Channel-flow response function considering the downstream tidal effect and hydraulic characteristics

Abstract

The channel impulse response function derived from the linearized Saint Venant equations has been widely applied to predict the streamflow discharge. Huang and Lee (2020) indicated that the distribution type of the impulse response function proposed by Dooge et al. (1987a) was restricted because of the constant reference parameters, therefore, they introduced the time-varying reference parameters according to the upstream inflow condition to reinforce the flexibility of adjusting the impulse response function. However, this model, called channel hydrological response function (CHARFU), was merely applicable to a channel under the assumption of a downstream open boundary.

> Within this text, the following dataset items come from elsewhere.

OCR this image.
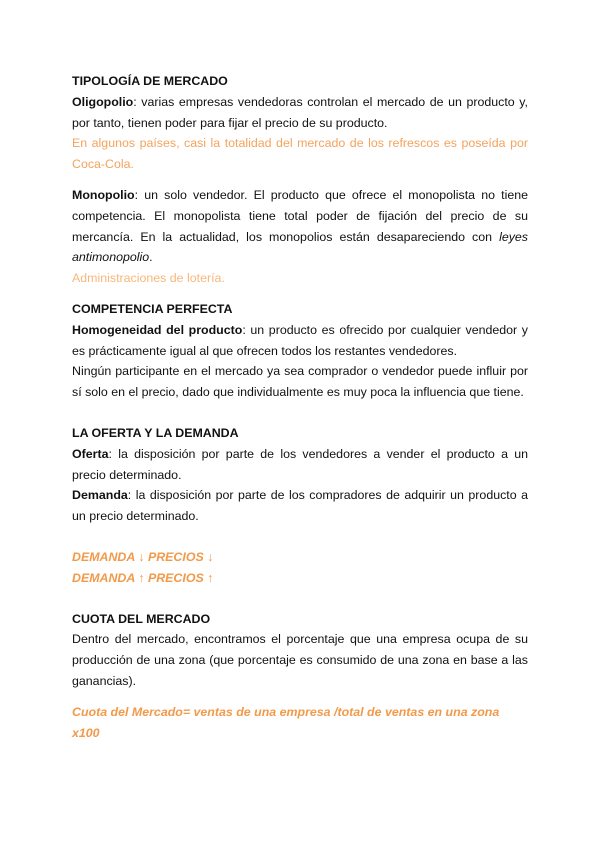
TIPOLOGÍA DE MERCADO

Oligopolio: varias empresas vendedoras controlan el mercado de un producto y, por tanto, tienen poder para fijar el precio de su producto.

En algunos países, casi la totalidad del mercado de los refrescos es poseída por Coca-Cola.

Monopolio: un solo vendedor. El producto que ofrece el monopolista no tiene competencia. El monopolista tiene total poder de fijación del precio de su mercancía. En la actualidad, los monopolios están desapareciendo con leyes antimonopolio.

Administraciones de lotería.

COMPETENCIA PERFECTA

Homogeneidad del producto: un producto es ofrecido por cualquier vendedor y es prácticamente igual al que ofrecen todos los restantes vendedores.

Ningún participante en el mercado ya sea comprador o vendedor puede influir por sí solo en el precio, dado que individualmente es muy poca la influencia que tiene.

LA OFERTA Y LA DEMANDA

Oferta: la disposición por parte de los vendedores a vender el producto a un precio determinado.

Demanda: la disposición por parte de los compradores de adquirir un producto a un precio determinado.

DEMANDA ↓ PRECIOS ↓

DEMANDA ↑ PRECIOS ↑

CUOTA DEL MERCADO

Dentro del mercado, encontramos el porcentaje que una empresa ocupa de su producción de una zona (que porcentaje es consumido de una zona en base a las ganancias).

Cuota del Mercado= ventas de una empresa /total de ventas en una zona x100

This study intended to apply the other impulse response function which was derived from the downstream disturbance and combine this function with the one derived from the upstream input to extend the model applicability in various channel states. To consider the temporal change of the downstream boundary condition, the time-varying reference parameters were also introduced in the function according to the tidal level at the estuary. A routing procedure that explained the integration of the two impulse responses for both upstream and downstream inputs was proposed as well for the runoff simulation of the entire river basin. A series of tests showed that the proposed model could even yield similar hydrographs with the comparative cases that applied the numerical model based on the Saint Venant equations owing to the revision of reference parameters. A practical case of a river basin was also provided to demonstrate the effectiveness of the proposed model to reflect the influence of the downstream tidal level on the simulated hydrograph. Although the proposed linear channel routing method still can not be applied to simulate a channel reach with flow transitions such as a sharp change of water surface elevation due to the assumption of gradually varied flow in the linearized governing equations, it can be more stable than a finite difference model and avoids the latter's occasional numerical oscillations, especially when applied to a shallow channel with an irregular bed.